The Strategy will act as a ‘call to action to embrace personalisation’, because personalisation means people have more choice and control over the way their care is planned and delivered based on “what matters to them” and their individual diverse strengths, needs and preferences.
Personalisation must be a cornerstone of our Local Integrated Care Strategy to ensure we deliver care that is meaningful and valued by those that access and receive personalised care means that people have choice and control over the way that their care is planned and delivered. It is based on what matters to them and their individual strengths and needs.
It is only with personalised care that we can be confident we are responding to individuals’ needs, and that we are able to reach out and connect with local communities and people, regardless of background or circumstance.
The ‘NHS Long Term Plan’ states that personalised care will become ‘business as usual’ across the health and care system, and ‘Universal Personalised Care: Implementing the Comprehensive Model’ sets out how this will be achieved.
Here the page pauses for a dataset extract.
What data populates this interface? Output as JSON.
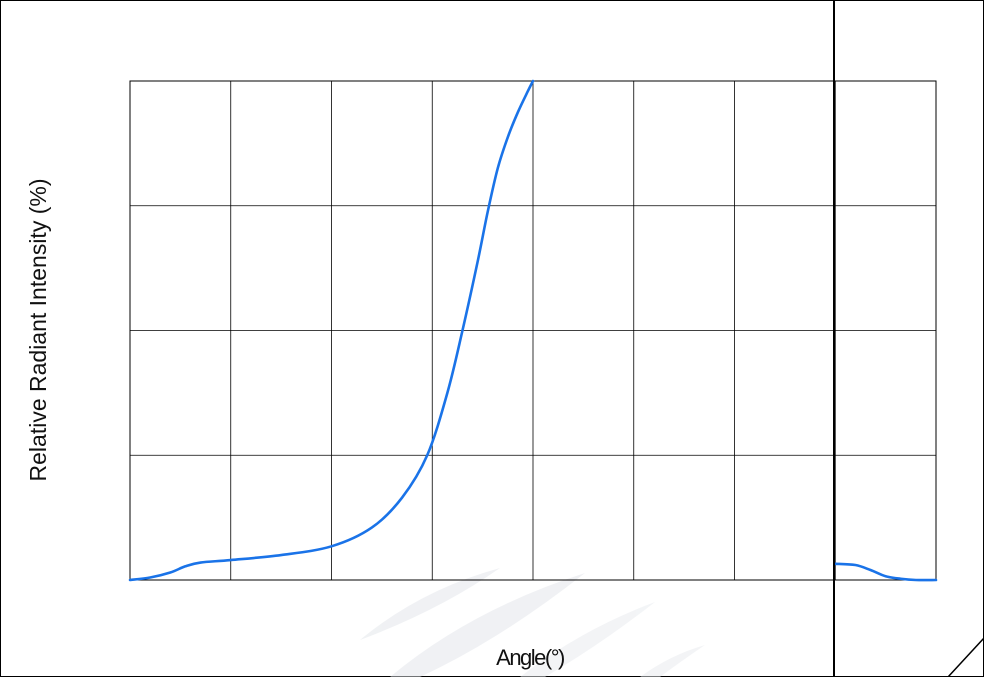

This change is necessary to improve the quality, appropriateness and efficiency of the care and support offered to people using the NHS – but it can be challenging for the people working in it.
The introduction of personalised care means that the workforce needs to work differently, so supervision and support systems need to be redesigned to facilitate this and performance measures need to align with personalised care expectations.
Personalised care is not just a change in approach for frontline staff. It has implications for the leadership of organisations and of systems, as well as people working in business support functions, and people working in partner organisations that are part of the wider health and care system.